The PREBIOUS trial (PREventive midline laparotomy closure with a BIOabsorbable mesh) is a multicenter randomized controlled trial in which adult patients undergoing elective or urgent open abdominal operations through a midline laparotomy incision are assigned to one of two groups based on the laparotomy closure procedure: an intervention group in which a continuous polydioxanone (PDS) suture is reinforced with a commercially available GORE® BIO-A® Tissue Reinforcement prosthesis (W.L. Gore & Associates, Flagstaff, AZ, USA), or a control group with continuous PDS suture only. Both groups are followed over 6 months.

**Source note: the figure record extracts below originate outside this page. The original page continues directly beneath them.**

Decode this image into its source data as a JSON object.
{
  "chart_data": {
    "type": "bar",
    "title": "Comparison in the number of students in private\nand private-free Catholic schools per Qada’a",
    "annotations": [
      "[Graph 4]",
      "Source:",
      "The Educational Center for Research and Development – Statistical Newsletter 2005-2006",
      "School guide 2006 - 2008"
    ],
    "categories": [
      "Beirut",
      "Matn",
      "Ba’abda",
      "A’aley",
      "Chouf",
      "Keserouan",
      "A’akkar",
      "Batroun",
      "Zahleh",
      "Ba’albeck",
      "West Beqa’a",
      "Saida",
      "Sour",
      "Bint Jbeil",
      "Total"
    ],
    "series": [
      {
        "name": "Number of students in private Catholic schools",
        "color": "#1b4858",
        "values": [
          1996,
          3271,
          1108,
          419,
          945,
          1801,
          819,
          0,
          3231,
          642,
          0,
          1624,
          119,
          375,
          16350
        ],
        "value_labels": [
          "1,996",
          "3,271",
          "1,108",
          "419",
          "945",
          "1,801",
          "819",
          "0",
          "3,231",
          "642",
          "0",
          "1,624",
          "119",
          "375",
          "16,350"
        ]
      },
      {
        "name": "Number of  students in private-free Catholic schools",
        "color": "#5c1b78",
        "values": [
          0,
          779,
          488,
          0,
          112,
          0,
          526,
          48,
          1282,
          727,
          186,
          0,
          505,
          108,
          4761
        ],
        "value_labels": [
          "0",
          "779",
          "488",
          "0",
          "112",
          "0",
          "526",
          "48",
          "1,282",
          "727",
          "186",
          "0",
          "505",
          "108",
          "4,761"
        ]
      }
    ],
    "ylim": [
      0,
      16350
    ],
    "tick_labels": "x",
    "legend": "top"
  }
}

The primary outcome is the appearance of incisional hernias assessed by physical examination at clinical visits and radiologically (CT scan) performed at the end of follow-up. Secondary outcomes are the rate of complications, mainly infection, hematoma, burst abdomen, pain, and reoperation. The PREBIOUS trial has the potential to demonstrate that suture plus prosthetic mesh insertion for routine midline laparotomy closure is effective in preventing incisional hernias after open abdominal surgery, to avoid the effects on those affected, such as poor cosmesis, social embarrassment, or impaired quality of life, and to save costs potentially associated with incisional hernia surgical repair.
切口疝的发生是需要再次手术的中线剖腹手术最常见的并发症之一。本文介绍了一项随机对照试验的基本原理、设计和研究方案,其目的是评估预防性放置生物可吸收合成补片加强中线筋膜缝合的有效性和安全性。
PREBIOUS试验(使用生物可吸收补片预防中线剖腹手术闭合)是一项多中心随机对照试验,在该试验中,通过中线剖腹手术切口接受择期或急诊开腹手术的成年患者根据剖腹手术闭合程序被分配到两组之一:干预组,使用市售的戈尔® BIO - A® 组织加强假体(美国亚利桑那州弗拉格斯塔夫的W.L.戈尔公司)加强连续聚二氧六环酮(PDS)缝合,或仅使用连续PDS缝合的对照组。两组均随访6个月。
主要结果是通过临床就诊时的体格检查和随访结束时进行的放射学检查(CT扫描)评估切口疝的出现情况。次要结果是并发症发生率,主要是感染、血肿、腹壁裂开、疼痛和再次手术。PREBIOUS试验有可能证明,在常规中线剖腹手术闭合中使用缝合加假体补片插入可有效预防开腹手术后的切口疝,避免对患者造成诸如美观不佳、社交尴尬或生活质量受损等影响,并节省与切口疝手术修复可能相关的成本。